Page:La Plume - Félicien Rops et son œuvre, 1897.djvu/110

Cette page a été validée par deux contributeurs.

Hommages poétiques à Félicien Rops

LA MESSE NOIRE

À Félicien Rops

.

Enlace moi plus fort ! que mon désir soit tel,
Qu’il prête à nos baisers une ivresse sublime !
Que ton sein soit le gouffre où le remords s’abîme ;
Prends, et brûle mon cœur sur le bûcher charnel !

Parjure du serment que je crus éternel,
Mon amour s’est pour toi grandi de tout mon crime
Et, sacrificateur aussi bien que victime,
J’ai de ton flanc divin fait mon suprême autel.

Que m’importe la mort, l’éternité future,
Dieu, l’ineffable espoir, l’indicible torture ?
Rien ne peut de tes bras me distraire un instant ;

Car en ta chair ardente où se dissout mon âme,
J’ai savouré, caresse ou brûlure de flamme,
Et le Ciel que je brave et l’Enfer qui m’attend !


José-Maria de hérédia.


FÉLICIEN ROPS.


Théâtre des Cent Croquis : Clôture, d’après l’aquarelle originale.



L’INSTANT

À Félicien Rops.

Hâte-toi de m’aimer si tu crois le pouvoir
Car je ne t’aimerai jamais comme ce soir.

Pas de mots, de serments ! Abrège !
Mieux qu’aux tremblements de ta voix
Je sentirai ton cœur au frisson de tes doigts ;
Plus que mon passé, plus que moi,
Je t’aime ce soir : demain t’aimerai-je ?

Eh oui, triste est l’amour ! Mais encor vaut-il seul
Qu’on demeure hésitant en face d’un linceul ?

Car ce n’est pas l’amour qui change,
Ce n’est pas notre cœur non plus ;
C’est l’air, c’est le parfum, le flux et le reflux
Qui désenlace les élus !…
Si j’avais un ciel, je n’aurais qu’un ange.

Car tout baiser est pur et dans chaque baiser
L’être le moins aimant se donne tout entier.

L’étreinte, l’étreinte éternelle,
Pour l’avoir, qui donc parmi nous,
Albatros ou banquiers, calmes penseurs ou fous,
Ne jetterait ses vains joujoux,
Son rêve, son or, et même son aile ?

N’y a-t-il nulle part des cieux réconfortants
Éternellement bleus sur d’éternels printemps ?

Entends tomber les heures mortes !
Si tu peux m’aimer, hâte-toi !
Le fracas du galop des pesants palefrois
M’empêche d’entendre ta voix.
Oh ! cède avant que l’ouragan m’emporte !

Étreins-moi fort et si l’ouragan survenu
Nous sépare, du moins nous nous serons connus.

Mets sur mon cœur, mets sur ma lèvre
Une empreinte de l’Infini !
Car pour marquer une âme ou le plus dur granit,
Qu’importent les ans ? Il suffit
D’un éclat de foudre ou d’un jour de fièvre.
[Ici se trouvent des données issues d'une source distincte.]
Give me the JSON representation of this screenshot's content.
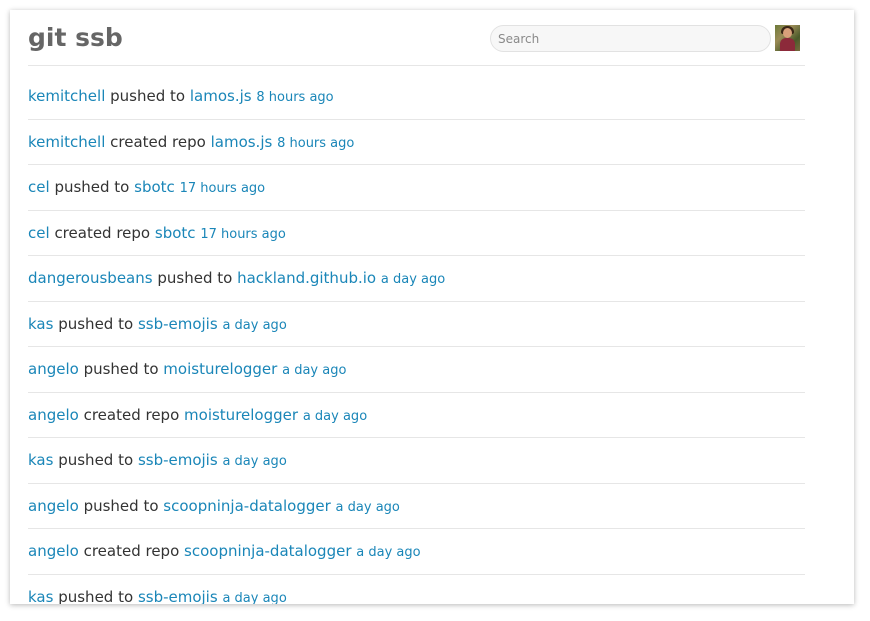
{
  "header": {
    "title": "git ssb",
    "search_placeholder": "Search",
    "search_value": ""
  },
  "colors": {
    "link": "#1a86b8",
    "text": "#333333",
    "title": "#666666",
    "divider": "#e6e6e6"
  },
  "feed": [
    {
      "user": "kemitchell",
      "action": "pushed to",
      "repo": "lamos.js",
      "time": "8 hours ago"
    },
    {
      "user": "kemitchell",
      "action": "created repo",
      "repo": "lamos.js",
      "time": "8 hours ago"
    },
    {
      "user": "cel",
      "action": "pushed to",
      "repo": "sbotc",
      "time": "17 hours ago"
    },
    {
      "user": "cel",
      "action": "created repo",
      "repo": "sbotc",
      "time": "17 hours ago"
    },
    {
      "user": "dangerousbeans",
      "action": "pushed to",
      "repo": "hackland.github.io",
      "time": "a day ago"
    },
    {
      "user": "kas",
      "action": "pushed to",
      "repo": "ssb-emojis",
      "time": "a day ago"
    },
    {
      "user": "angelo",
      "action": "pushed to",
      "repo": "moisturelogger",
      "time": "a day ago"
    },
    {
      "user": "angelo",
      "action": "created repo",
      "repo": "moisturelogger",
      "time": "a day ago"
    },
    {
      "user": "kas",
      "action": "pushed to",
      "repo": "ssb-emojis",
      "time": "a day ago"
    },
    {
      "user": "angelo",
      "action": "pushed to",
      "repo": "scoopninja-datalogger",
      "time": "a day ago"
    },
    {
      "user": "angelo",
      "action": "created repo",
      "repo": "scoopninja-datalogger",
      "time": "a day ago"
    },
    {
      "user": "kas",
      "action": "pushed to",
      "repo": "ssb-emojis",
      "time": "a day ago"
    }
  ]
}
Enclos dans un instant toutes les voluptés,
Et de cet instant bref fais notre éternité.

PAUL VEROLA.


LA FACE DE SATAN ÉCLAIRAIT LES GRIMOIRES…

À Félicien Rops

.

« Dieu est grand, car l’abîme à jamais m appartient ! »
Et pensant que, du ciel, il perdrait la mémoire,
Satan, sur son regard, ploya ses ailes noires.